Posted Nov 21, 2004 18:23 UTC (Sun) by itismike (guest, #26017) [Link]

I'm still stuck with a barely operating install. Can anyone give me a hint where I can start looking? I've been seaching forums and google for two weeks now, and am empty-handed.

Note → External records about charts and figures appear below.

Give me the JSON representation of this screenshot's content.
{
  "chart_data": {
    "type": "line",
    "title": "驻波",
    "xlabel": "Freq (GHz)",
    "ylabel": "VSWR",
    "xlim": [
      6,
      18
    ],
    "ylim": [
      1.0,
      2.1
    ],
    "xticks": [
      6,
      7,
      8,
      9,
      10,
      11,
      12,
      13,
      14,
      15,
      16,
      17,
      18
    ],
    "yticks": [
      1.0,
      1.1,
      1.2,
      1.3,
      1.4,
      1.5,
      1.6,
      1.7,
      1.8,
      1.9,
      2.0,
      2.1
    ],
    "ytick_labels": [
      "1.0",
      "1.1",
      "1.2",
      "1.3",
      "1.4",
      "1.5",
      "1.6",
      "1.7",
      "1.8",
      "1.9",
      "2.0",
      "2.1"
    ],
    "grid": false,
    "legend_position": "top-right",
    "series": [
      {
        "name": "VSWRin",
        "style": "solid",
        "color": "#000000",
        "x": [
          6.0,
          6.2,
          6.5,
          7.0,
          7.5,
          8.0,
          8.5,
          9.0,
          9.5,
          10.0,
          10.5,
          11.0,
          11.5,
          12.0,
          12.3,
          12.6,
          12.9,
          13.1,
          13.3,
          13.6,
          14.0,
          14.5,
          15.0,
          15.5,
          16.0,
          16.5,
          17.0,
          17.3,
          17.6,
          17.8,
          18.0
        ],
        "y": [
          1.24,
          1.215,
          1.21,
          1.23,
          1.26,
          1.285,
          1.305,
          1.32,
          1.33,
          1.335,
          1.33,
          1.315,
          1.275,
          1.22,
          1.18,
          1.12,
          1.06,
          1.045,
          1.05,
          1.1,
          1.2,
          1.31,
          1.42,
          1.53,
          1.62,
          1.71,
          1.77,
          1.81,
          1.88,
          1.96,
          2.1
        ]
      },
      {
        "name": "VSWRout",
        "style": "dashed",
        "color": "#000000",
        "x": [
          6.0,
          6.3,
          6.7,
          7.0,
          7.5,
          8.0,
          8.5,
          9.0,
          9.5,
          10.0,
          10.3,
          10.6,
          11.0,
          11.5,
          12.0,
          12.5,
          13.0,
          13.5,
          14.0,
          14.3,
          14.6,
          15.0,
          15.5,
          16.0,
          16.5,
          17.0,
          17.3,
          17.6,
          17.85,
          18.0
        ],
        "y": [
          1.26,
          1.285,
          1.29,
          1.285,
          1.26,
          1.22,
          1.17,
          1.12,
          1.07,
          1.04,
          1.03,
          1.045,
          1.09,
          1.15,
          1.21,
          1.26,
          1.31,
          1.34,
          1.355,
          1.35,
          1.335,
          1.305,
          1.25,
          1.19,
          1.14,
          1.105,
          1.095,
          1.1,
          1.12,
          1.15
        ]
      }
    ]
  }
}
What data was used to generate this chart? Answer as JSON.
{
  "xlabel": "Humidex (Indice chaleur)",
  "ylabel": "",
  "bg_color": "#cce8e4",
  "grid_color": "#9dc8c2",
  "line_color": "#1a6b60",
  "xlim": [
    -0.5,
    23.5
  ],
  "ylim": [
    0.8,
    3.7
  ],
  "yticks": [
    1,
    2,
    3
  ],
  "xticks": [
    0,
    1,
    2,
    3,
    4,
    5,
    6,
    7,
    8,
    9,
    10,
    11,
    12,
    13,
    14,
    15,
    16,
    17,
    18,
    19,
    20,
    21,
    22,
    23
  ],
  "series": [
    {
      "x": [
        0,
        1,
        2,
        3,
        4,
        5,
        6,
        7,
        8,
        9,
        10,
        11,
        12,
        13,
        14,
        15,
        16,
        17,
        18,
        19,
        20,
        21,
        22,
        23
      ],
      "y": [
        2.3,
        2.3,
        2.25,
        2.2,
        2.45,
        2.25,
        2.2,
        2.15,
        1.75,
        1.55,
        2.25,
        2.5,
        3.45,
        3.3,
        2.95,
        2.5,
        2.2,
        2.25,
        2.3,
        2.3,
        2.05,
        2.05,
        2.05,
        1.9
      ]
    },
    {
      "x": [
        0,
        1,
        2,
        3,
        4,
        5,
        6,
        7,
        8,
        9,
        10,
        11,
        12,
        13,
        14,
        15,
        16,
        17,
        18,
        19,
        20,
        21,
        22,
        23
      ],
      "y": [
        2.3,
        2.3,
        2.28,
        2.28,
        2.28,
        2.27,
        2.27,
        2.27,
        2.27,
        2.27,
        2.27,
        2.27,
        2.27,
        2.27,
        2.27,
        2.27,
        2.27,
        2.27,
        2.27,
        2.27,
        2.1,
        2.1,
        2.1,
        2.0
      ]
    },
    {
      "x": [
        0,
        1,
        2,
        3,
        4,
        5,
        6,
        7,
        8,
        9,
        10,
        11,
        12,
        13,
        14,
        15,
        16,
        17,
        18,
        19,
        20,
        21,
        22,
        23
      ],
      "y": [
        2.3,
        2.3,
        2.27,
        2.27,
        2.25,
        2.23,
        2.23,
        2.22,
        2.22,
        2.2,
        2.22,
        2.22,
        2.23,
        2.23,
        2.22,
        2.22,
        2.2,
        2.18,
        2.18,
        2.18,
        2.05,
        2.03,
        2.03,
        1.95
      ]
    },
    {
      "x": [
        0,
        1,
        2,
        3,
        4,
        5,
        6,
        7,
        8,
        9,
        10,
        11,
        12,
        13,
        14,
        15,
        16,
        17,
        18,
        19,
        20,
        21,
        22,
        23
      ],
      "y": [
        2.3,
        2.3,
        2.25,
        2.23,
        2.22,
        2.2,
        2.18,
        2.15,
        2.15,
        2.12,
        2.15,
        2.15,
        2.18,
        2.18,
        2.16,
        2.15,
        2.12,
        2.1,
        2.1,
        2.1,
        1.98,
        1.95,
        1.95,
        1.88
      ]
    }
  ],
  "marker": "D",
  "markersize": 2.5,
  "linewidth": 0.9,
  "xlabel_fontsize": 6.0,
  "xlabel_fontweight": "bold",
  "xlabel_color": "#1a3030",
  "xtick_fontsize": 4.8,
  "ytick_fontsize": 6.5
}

Perhaps this isn't the right place to ask this, but there seem to be people here that have tried the same fix...has noone else had this 100% full / partition after the fix?

I don't even understand what these numbers mean, but here's some data:
sfdisk gives the following:

[root@localhost ~]# sfdisk -d /dev/hdb
# partition table of /dev/hdb
unit: sectors

/dev/hdb1 : start= 63, size= 205002, Id=83, bootable
/dev/hdb2 : start= 205065, size= 12389895, Id=8e
/dev/hdb3 : start= 0, size= 0, Id= 0
/dev/hdb4 : start= 0, size= 0, Id= 0
[root@localhost ~]#

-----

here's my df results:
[root@localhost ~]# df
Filesystem 1K-blocks Used Available Use% Mounted on
/dev/mapper/VolGroup00-LogVol00
4031680 3968824 0 100% /
/dev/hdb1 99250 12189 81936 13% /boot
none 768584 0 768584 0% /dev/shm
/dev/hda6 713448 704104 9344 99% /media/hda6
/dev/hda7 38337728 13344864 24992864 35% /media/hda7
/dev/hdc 716308 716308 0 100% /media/cdrecorder
[root@localhost ~]# sfdisk -d /dev/hdb
# partition table of /dev/hdb
unit: sectors

/dev/hdb1 : start= 63, size= 205002, Id=83, bootable
/dev/hdb2 : start= 205065, size= 12389895, Id=8e
/dev/hdb3 : start= 0, size= 0, Id= 0
/dev/hdb4 : start= 0, size= 0, Id= 0
[root@localhost ~]#

-----

and here's fdisk:

Disk /dev/hdb: 6448 MB, 6448619520 bytes
15 heads, 63 sectors/track, 13328 cylinders
Units = cylinders of 945 * 512 = 483840 bytes

Device Boot Start End Blocks Id System
/dev/hdb1 * 1 217 102501 83 Linux
/dev/hdb2 218 13328 6194947+ 8e Linux LVM
[root@localhost ~]#

Thanks for ANY insight!!!

Mike

why is it so quiet in here?

Posted Dec 18, 2004 1:19 UTC (Sat) by itismike (guest, #26017) [Link]

Wow. I forgot that I posted this. Just in case anyone was concerned, the solution was to find a bigger disk...it was just a coincidence that after I resolved the boot problem as stated above, the disk just happened to become critically full. It's now developed S.M.A.R.T. errors, so I won't have the chance to prove this, but I'm pretty sure this was all a silly mistake.